Existem obviamente interesses económicos muito interessados em continuar e intensificar o uso de glifosato, mas a existência de tais interesses não constituem prova científica. O IARC é uma instituição idónea, o que não impede que os seus resultados sejam empolados pela comunicação social (incluindo alguma imprensa de divulgação científica) atraída por cabeçalhos alarmantes e sem cuidado em explicar o miolo mais massudo. (Nem as instituições das NU são isentas de reacções alarmistas. Recordo o pânico lançado com a gripe suína em 2009, responsável por uma corrida aos stocks de tamiflu e pelos dispensadores de gel desinfectante que se encontram vazios um pouco por todo o lado.)

Com esta breve discussão não pretendo de qualquer forma negar a possibilidade de que o glifosato possa fazer mal à saúde humana e que a sua eliminação seja desejável.

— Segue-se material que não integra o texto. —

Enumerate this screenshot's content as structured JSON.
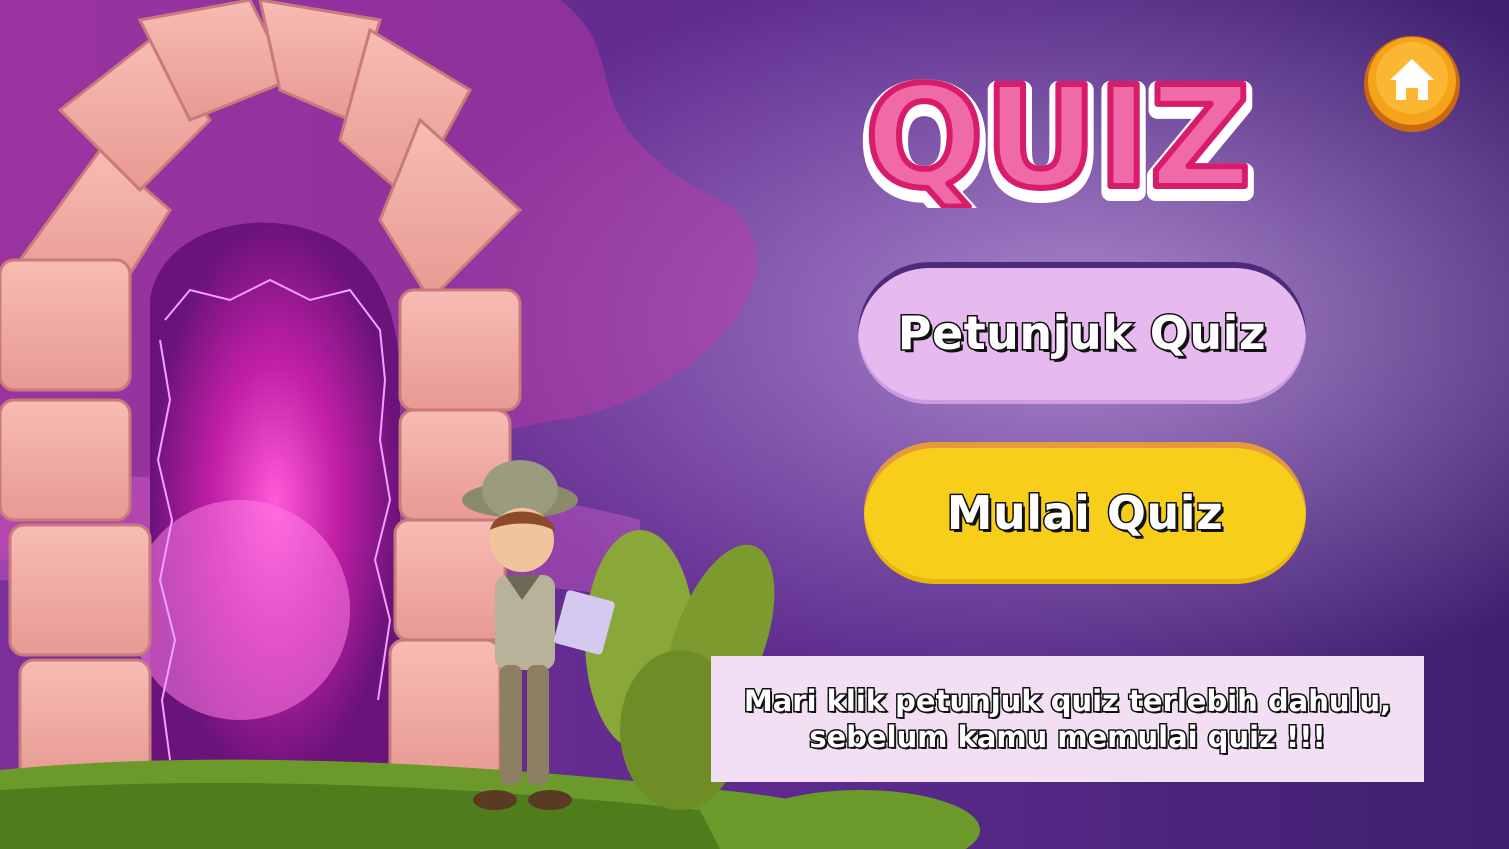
{
  "title": "QUIZ",
  "home_button": {
    "icon": "home-icon"
  },
  "buttons": {
    "petunjuk_label": "Petunjuk  Quiz",
    "mulai_label": "Mulai Quiz"
  },
  "info": {
    "line1": "Mari klik  petunjuk  quiz terlebih  dahulu,",
    "line2": "sebelum  kamu  memulai quiz !!!"
  },
  "colors": {
    "background": "#5a2a8e",
    "title_fill": "#f06aa8",
    "petunjuk_button": "#e6b9ef",
    "mulai_button": "#f7cf1a",
    "home_button": "#f7a21b",
    "info_box": "#f3dff3"
  }
}
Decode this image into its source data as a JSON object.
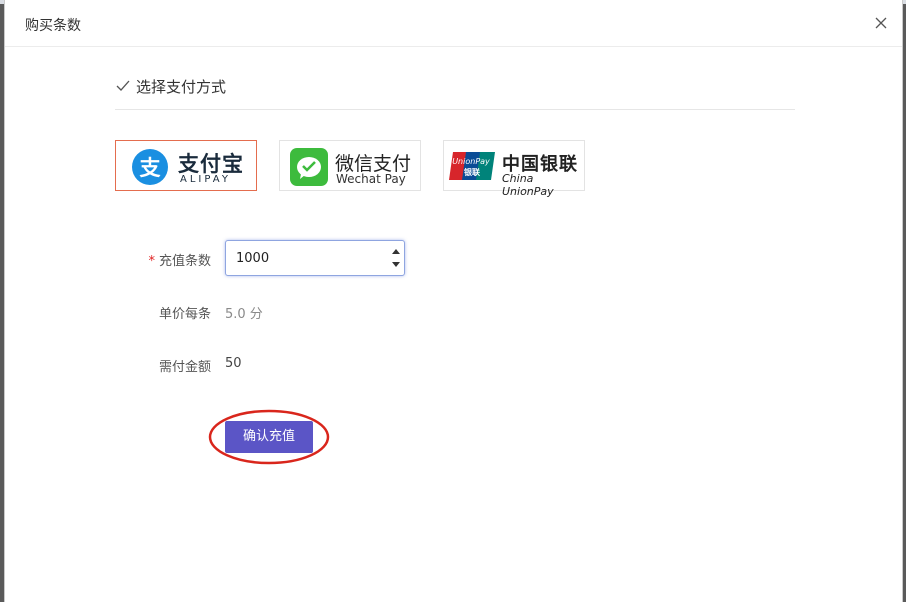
{
  "dialog": {
    "title": "购买条数",
    "close_icon": "close-icon"
  },
  "section": {
    "title": "选择支付方式",
    "icon": "check-icon"
  },
  "payment_methods": [
    {
      "name_cn": "支付宝",
      "name_en": "ALIPAY",
      "selected": true,
      "brand_color": "#1a8fe1"
    },
    {
      "name_cn": "微信支付",
      "name_en": "Wechat Pay",
      "selected": false,
      "brand_color": "#3dbb3d"
    },
    {
      "name_cn": "中国银联",
      "name_en": "China UnionPay",
      "selected": false,
      "logo_text": "UnionPay",
      "logo_text_cn": "银联",
      "brand_color": "#d7252b"
    }
  ],
  "form": {
    "quantity_label": "充值条数",
    "quantity_value": "1000",
    "required_mark": "*",
    "unit_price_label": "单价每条",
    "unit_price_value": "5.0 分",
    "total_label": "需付金额",
    "total_value": "50"
  },
  "confirm_button": "确认充值",
  "colors": {
    "accent": "#5b55c6",
    "selected_border": "#e46d4e",
    "annotation_ring": "#d9261c"
  }
}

Mas espero ter contribuído para demonstrar que a ciência sobre o glifosato não é consensual, e que cabe ainda realizar estudos para aferir o risco real. Podemos claro então perguntar: devemos estudar e depois decidir o que fazer, ou parar já e depois confirmar com estudos, ou seja é o risco suficientemente alto para invocar o «princípio da precaução». Esse seria um ponto de discussão útil. Do que me é dado aferir, não existem razões concretas para precipitações, que nos poderiam levar a substituir o glifosato por alternativas menos práticas, viáveis, ou mesmo piores para a saúde. Podemos e devemos, antes de instituir uma proibição global realizar estudos adicionais e ter uma discussão concreta sobre formas alternativas.